Good news for anyone who thinks America’s leading telecom companies are too small and powerless — AT&T has agreed to buy Time Warner for more than $85 billion, according to The Wall Street Journal. The deal is is the largest merger of content and distribution since Comcast purchased NBC Universal in 2011.
The merger will provide AT&T with copious content to distribute via its wireless, broadband, and satellite-TV infrastructure. The telecom has been aggressively seeking an entertainment empire to bring under its umbrella, so as to stock an over-the-top video service it hopes to launch by 2017. Acquiring Time Warner gives that video service privileged access to programming from TNT, TBS, CNN, HBO, and Warner Bros.’ film and television studios.
The purchase, then, will be AT&T’s attempt to occupy a profitable place in the age of cord-cutting.
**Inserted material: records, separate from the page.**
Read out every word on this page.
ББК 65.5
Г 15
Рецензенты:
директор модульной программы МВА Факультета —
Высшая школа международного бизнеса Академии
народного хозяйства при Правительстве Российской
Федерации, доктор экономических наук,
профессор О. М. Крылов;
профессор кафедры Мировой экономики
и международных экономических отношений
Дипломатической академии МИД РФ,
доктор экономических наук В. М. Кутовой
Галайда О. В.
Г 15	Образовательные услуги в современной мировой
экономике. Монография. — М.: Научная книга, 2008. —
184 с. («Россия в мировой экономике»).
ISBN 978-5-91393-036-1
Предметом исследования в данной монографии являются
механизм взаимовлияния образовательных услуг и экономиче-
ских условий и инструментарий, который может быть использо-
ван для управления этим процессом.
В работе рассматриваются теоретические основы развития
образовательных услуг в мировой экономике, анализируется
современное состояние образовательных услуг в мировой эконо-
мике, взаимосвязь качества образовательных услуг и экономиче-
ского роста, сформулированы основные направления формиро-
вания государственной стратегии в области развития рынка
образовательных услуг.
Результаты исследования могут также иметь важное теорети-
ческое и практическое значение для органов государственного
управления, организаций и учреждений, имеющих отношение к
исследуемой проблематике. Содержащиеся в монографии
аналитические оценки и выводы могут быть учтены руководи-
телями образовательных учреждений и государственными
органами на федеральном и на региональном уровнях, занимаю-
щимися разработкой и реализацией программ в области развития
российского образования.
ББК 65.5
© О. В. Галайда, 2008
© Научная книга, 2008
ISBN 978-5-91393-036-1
As the Journal noted on Friday, Time Warner’s portfolio of news, prestige programming, and high-value sports content is likely to stay in high demand among cable distributors, even if competition from streaming services forces them to shrink their bundles, to bring down monthly fees.
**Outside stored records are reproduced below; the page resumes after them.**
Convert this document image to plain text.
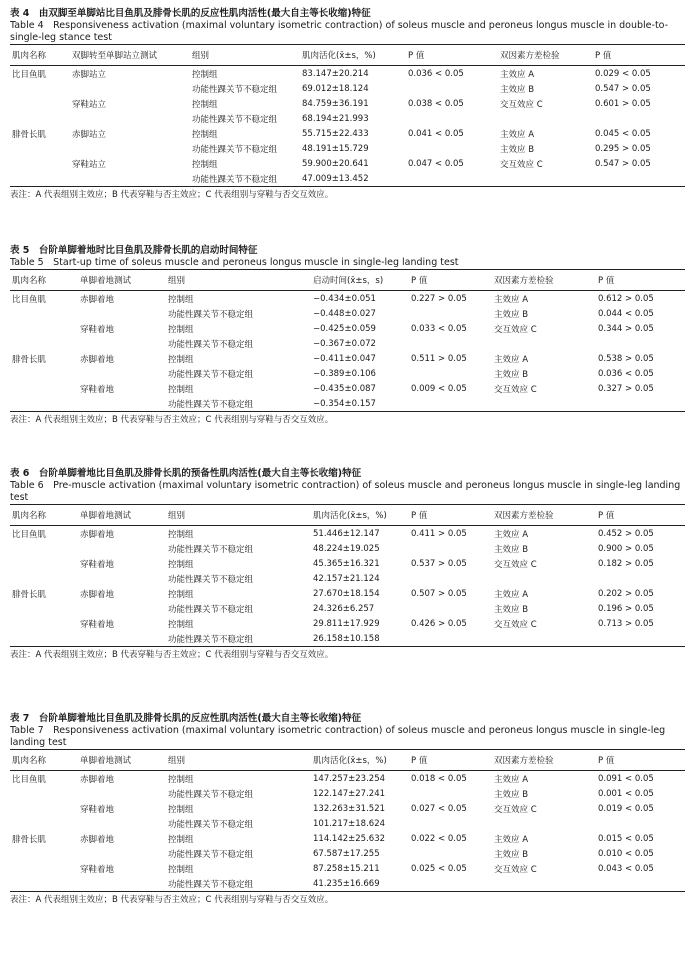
表 4　由双脚至单脚站比目鱼肌及腓骨长肌的反应性肌肉活性(最大自主等长收缩)特征
Table 4　Responsiveness activation (maximal voluntary isometric contraction) of soleus muscle and peroneus longus muscle in double-to-single-leg stance test
肌肉名称	双脚转至单脚站立测试	组别	肌肉活化(x̄±s，%)	P 值	双因素方差检验	P 值
比目鱼肌	赤脚站立	控制组	83.147±20.214	0.036 < 0.05	主效应 A	0.029 < 0.05
		功能性踝关节不稳定组	69.012±18.124		主效应 B	0.547 > 0.05
	穿鞋站立	控制组	84.759±36.191	0.038 < 0.05	交互效应 C	0.601 > 0.05
		功能性踝关节不稳定组	68.194±21.993			
腓骨长肌	赤脚站立	控制组	55.715±22.433	0.041 < 0.05	主效应 A	0.045 < 0.05
		功能性踝关节不稳定组	48.191±15.729		主效应 B	0.295 > 0.05
	穿鞋站立	控制组	59.900±20.641	0.047 < 0.05	交互效应 C	0.547 > 0.05
		功能性踝关节不稳定组	47.009±13.452			
表注：A 代表组别主效应；B 代表穿鞋与否主效应；C 代表组别与穿鞋与否交互效应。
表 5　台阶单脚着地时比目鱼肌及腓骨长肌的启动时间特征
Table 5　Start-up time of soleus muscle and peroneus longus muscle in single-leg landing test
肌肉名称	单脚着地测试	组别	启动时间(x̄±s，s)	P 值	双因素方差检验	P 值
比目鱼肌	赤脚着地	控制组	−0.434±0.051	0.227 > 0.05	主效应 A	0.612 > 0.05
		功能性踝关节不稳定组	−0.448±0.027		主效应 B	0.044 < 0.05
	穿鞋着地	控制组	−0.425±0.059	0.033 < 0.05	交互效应 C	0.344 > 0.05
		功能性踝关节不稳定组	−0.367±0.072			
腓骨长肌	赤脚着地	控制组	−0.411±0.047	0.511 > 0.05	主效应 A	0.538 > 0.05
		功能性踝关节不稳定组	−0.389±0.106		主效应 B	0.036 < 0.05
	穿鞋着地	控制组	−0.435±0.087	0.009 < 0.05	交互效应 C	0.327 > 0.05
		功能性踝关节不稳定组	−0.354±0.157			
表注：A 代表组别主效应；B 代表穿鞋与否主效应；C 代表组别与穿鞋与否交互效应。
表 6　台阶单脚着地比目鱼肌及腓骨长肌的预备性肌肉活性(最大自主等长收缩)特征
Table 6　Pre-muscle activation (maximal voluntary isometric contraction) of soleus muscle and peroneus longus muscle in single-leg landing test
肌肉名称	单脚着地测试	组别	肌肉活化(x̄±s，%)	P 值	双因素方差检验	P 值
比目鱼肌	赤脚着地	控制组	51.446±12.147	0.411 > 0.05	主效应 A	0.452 > 0.05
		功能性踝关节不稳定组	48.224±19.025		主效应 B	0.900 > 0.05
	穿鞋着地	控制组	45.365±16.321	0.537 > 0.05	交互效应 C	0.182 > 0.05
		功能性踝关节不稳定组	42.157±21.124			
腓骨长肌	赤脚着地	控制组	27.670±18.154	0.507 > 0.05	主效应 A	0.202 > 0.05
		功能性踝关节不稳定组	24.326±6.257		主效应 B	0.196 > 0.05
	穿鞋着地	控制组	29.811±17.929	0.426 > 0.05	交互效应 C	0.713 > 0.05
		功能性踝关节不稳定组	26.158±10.158			
表注：A 代表组别主效应；B 代表穿鞋与否主效应；C 代表组别与穿鞋与否交互效应。
表 7　台阶单脚着地比目鱼肌及腓骨长肌的反应性肌肉活性(最大自主等长收缩)特征
Table 7　Responsiveness activation (maximal voluntary isometric contraction) of soleus muscle and peroneus longus muscle in single-leg landing test
肌肉名称	单脚着地测试	组别	肌肉活化(x̄±s，%)	P 值	双因素方差检验	P 值
比目鱼肌	赤脚着地	控制组	147.257±23.254	0.018 < 0.05	主效应 A	0.091 < 0.05
		功能性踝关节不稳定组	122.147±27.241		主效应 B	0.001 < 0.05
	穿鞋着地	控制组	132.263±31.521	0.027 < 0.05	交互效应 C	0.019 < 0.05
		功能性踝关节不稳定组	101.217±18.624			
腓骨长肌	赤脚着地	控制组	114.142±25.632	0.022 < 0.05	主效应 A	0.015 < 0.05
		功能性踝关节不稳定组	67.587±17.255		主效应 B	0.010 < 0.05
	穿鞋着地	控制组	87.258±15.211	0.025 < 0.05	交互效应 C	0.043 < 0.05
		功能性踝关节不稳定组	41.235±16.669			
表注：A 代表组别主效应；B 代表穿鞋与否主效应；C 代表组别与穿鞋与否交互效应。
However, that scale could prove the deal’s undoing. Regulators expressed concerns about the Comcast–NBCU deal five years ago. And since then, the appetite for antitrust enforcement — particularly within the Democratic Party — has grown significantly.
Throughout her 2016 campaign, Hillary Clinton has pledged to fight the “excessive concentration” of power within key industries. Whether a Clinton administration would deem AT&T’s ambitions excessive remains to be seen. The telecom giant has donated $196,952 to Clinton’s campaign this cycle, according to Open Secrets.
This post has been updated to reflect confirmation of the deal on Saturday.